Algorand aims to solve some of the technological drawbacks of Bitcoin and other popular digital currencies, including their use of massive amounts of computing resources and electricity, high transaction costs, and criticisms that the networks aren’t as decentralized as they’re purported to be.
“The [blockchain] community realizes these are problems,” Micali says. “We’re offering a solution.”
It’s too early to tell whether Algorand will effectively solve those problems, and whether its platform can attract enough users to rival the likes of Bitcoin and Ethereum. But Algorand’s 10-person team will give it a shot.
The startup will initially launch a cryptocurrency payments system using a new digital currency created by the company. Micali says Algorand will add more features and enable “more sophisticated transactions” in the future. He declined to share more details about what Algorand might create. (Separately, Algorand is also working with another blockchain company, California-based TodaCorp, to develop a system for providing loans in developing countries, Micali says.)

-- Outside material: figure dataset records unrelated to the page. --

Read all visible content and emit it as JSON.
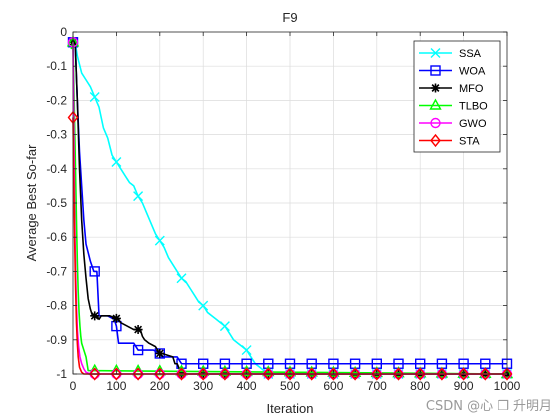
{
  "chart_data": {
    "type": "line",
    "title": "F9",
    "xlabel": "Iteration",
    "ylabel": "Average Best So-far",
    "xlim": [
      0,
      1000
    ],
    "ylim": [
      -1,
      0
    ],
    "xticks": [
      "0",
      "100",
      "200",
      "300",
      "400",
      "500",
      "600",
      "700",
      "800",
      "900",
      "1000"
    ],
    "yticks": [
      "0",
      "-0.1",
      "-0.2",
      "-0.3",
      "-0.4",
      "-0.5",
      "-0.6",
      "-0.7",
      "-0.8",
      "-0.9",
      "-1"
    ],
    "grid": true,
    "legend_position": "top-right",
    "series": [
      {
        "name": "SSA",
        "color": "#00ffff",
        "marker": "x",
        "x": [
          0,
          5,
          10,
          20,
          30,
          40,
          50,
          60,
          70,
          80,
          90,
          100,
          110,
          120,
          130,
          140,
          150,
          160,
          170,
          180,
          190,
          200,
          210,
          220,
          230,
          240,
          250,
          260,
          270,
          280,
          290,
          300,
          310,
          320,
          330,
          340,
          350,
          360,
          370,
          380,
          390,
          400,
          410,
          420,
          430,
          440,
          450,
          1000
        ],
        "y": [
          -0.03,
          -0.03,
          -0.07,
          -0.12,
          -0.14,
          -0.16,
          -0.19,
          -0.22,
          -0.28,
          -0.31,
          -0.36,
          -0.38,
          -0.4,
          -0.42,
          -0.44,
          -0.45,
          -0.48,
          -0.5,
          -0.53,
          -0.56,
          -0.59,
          -0.61,
          -0.63,
          -0.66,
          -0.68,
          -0.7,
          -0.72,
          -0.73,
          -0.75,
          -0.77,
          -0.79,
          -0.8,
          -0.82,
          -0.83,
          -0.84,
          -0.85,
          -0.86,
          -0.88,
          -0.9,
          -0.91,
          -0.92,
          -0.93,
          -0.95,
          -0.97,
          -0.98,
          -0.99,
          -1.0,
          -1.0
        ],
        "marker_x": [
          0,
          50,
          100,
          150,
          200,
          250,
          300,
          350,
          400,
          450,
          500,
          550,
          600,
          650,
          700,
          750,
          800,
          850,
          900,
          950,
          1000
        ]
      },
      {
        "name": "WOA",
        "color": "#0000ff",
        "marker": "square",
        "x": [
          0,
          5,
          10,
          15,
          20,
          25,
          30,
          40,
          48,
          55,
          60,
          80,
          95,
          100,
          105,
          140,
          150,
          185,
          200,
          205,
          240,
          250,
          1000
        ],
        "y": [
          -0.03,
          -0.03,
          -0.2,
          -0.35,
          -0.45,
          -0.55,
          -0.62,
          -0.67,
          -0.7,
          -0.7,
          -0.83,
          -0.83,
          -0.84,
          -0.86,
          -0.91,
          -0.91,
          -0.93,
          -0.93,
          -0.94,
          -0.95,
          -0.95,
          -0.97,
          -0.97
        ],
        "marker_x": [
          0,
          50,
          100,
          150,
          200,
          250,
          300,
          350,
          400,
          450,
          500,
          550,
          600,
          650,
          700,
          750,
          800,
          850,
          900,
          950,
          1000
        ]
      },
      {
        "name": "MFO",
        "color": "#000000",
        "marker": "star",
        "x": [
          0,
          5,
          10,
          15,
          20,
          25,
          30,
          35,
          40,
          45,
          50,
          55,
          60,
          65,
          85,
          105,
          110,
          140,
          155,
          160,
          165,
          175,
          190,
          195,
          200,
          205,
          230,
          235,
          240,
          250,
          1000
        ],
        "y": [
          -0.03,
          -0.03,
          -0.2,
          -0.4,
          -0.55,
          -0.65,
          -0.72,
          -0.78,
          -0.81,
          -0.83,
          -0.83,
          -0.83,
          -0.84,
          -0.83,
          -0.83,
          -0.84,
          -0.85,
          -0.87,
          -0.87,
          -0.89,
          -0.9,
          -0.91,
          -0.92,
          -0.93,
          -0.94,
          -0.94,
          -0.95,
          -0.97,
          -0.97,
          -1.0,
          -1.0
        ],
        "marker_x": [
          0,
          50,
          100,
          150,
          200,
          250,
          300,
          350,
          400,
          450,
          500,
          550,
          600,
          650,
          700,
          750,
          800,
          850,
          900,
          950,
          1000
        ]
      },
      {
        "name": "TLBO",
        "color": "#00ff00",
        "marker": "triangle",
        "x": [
          -4,
          0,
          5,
          8,
          10,
          12,
          14,
          16,
          18,
          20,
          25,
          30,
          35,
          1000
        ],
        "y": [
          -0.05,
          -0.03,
          -0.35,
          -0.55,
          -0.67,
          -0.76,
          -0.82,
          -0.86,
          -0.89,
          -0.91,
          -0.93,
          -0.95,
          -0.99,
          -1.0
        ],
        "marker_x": [
          0,
          50,
          100,
          150,
          200,
          250,
          300,
          350,
          400,
          450,
          500,
          550,
          600,
          650,
          700,
          750,
          800,
          850,
          900,
          950,
          1000
        ]
      },
      {
        "name": "GWO",
        "color": "#ff00ff",
        "marker": "circle",
        "x": [
          0,
          2,
          4,
          6,
          8,
          10,
          13,
          16,
          20,
          25,
          30,
          40,
          1000
        ],
        "y": [
          -0.03,
          -0.3,
          -0.55,
          -0.7,
          -0.8,
          -0.87,
          -0.92,
          -0.95,
          -0.97,
          -0.985,
          -0.995,
          -1.0,
          -1.0
        ],
        "marker_x": [
          0,
          50,
          100,
          150,
          200,
          250,
          300,
          350,
          400,
          450,
          500,
          550,
          600,
          650,
          700,
          750,
          800,
          850,
          900,
          950,
          1000
        ]
      },
      {
        "name": "STA",
        "color": "#ff0000",
        "marker": "diamond",
        "x": [
          0,
          2,
          4,
          6,
          8,
          10,
          12,
          15,
          20,
          25,
          1000
        ],
        "y": [
          -0.25,
          -0.45,
          -0.62,
          -0.75,
          -0.85,
          -0.91,
          -0.95,
          -0.98,
          -0.995,
          -1.0,
          -1.0
        ],
        "marker_x": [
          0,
          50,
          100,
          150,
          200,
          250,
          300,
          350,
          400,
          450,
          500,
          550,
          600,
          650,
          700,
          750,
          800,
          850,
          900,
          950,
          1000
        ]
      }
    ]
  },
  "watermark": "CSDN @心 ❒ 升明月"
}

Algorand’s software will validate each transaction in the blockchain using an approach called “proof of stake,” which doesn’t require solving complicated cryptographic puzzles, unlike the “proof of work” approach used by Bitcoin, Ethereum, and others. (Ethereum is also reportedly working on a proof-of-stake-based blockchain system called Casper.)
Here’s a bit more on how Algorand’s system will work: To validate transactions, a small group of users are randomly selected to verify and agree on each block in the blockchain, according to Algorand’s website. The system is structured so that, as long as the majority of the verifiers are honest, they will agree on each proposed block.
“If the majority of the money is in honest hands, the system works,” Micali says.
But how can he guarantee that the majority of users will act benevolently?
“If a society doesn’t have an honest majority, it no longer exists,” Micali replies. “In our society, do we have criminals? Absolutely,” but it’s a relatively small percentage, he adds. “If nobody follows our rules, there is no society.”
Back in the virtual currency world, Bitcoin has the early lead in the market. Micali thinks it will “maintain some position” in the sector over the long term, although perhaps not in the way it was originally envisioned.
“I see Bitcoin as an asset, not as a medium of transactions,” he says. “It doesn’t scale.”
There are currently about 1,500 cryptocurrencies, Micali estimates, which he says is too many. He predicts there will be a thinning of the herd.
“There [are] going to be a few winners,” Micali says. “We certainly believe and hope to be one.”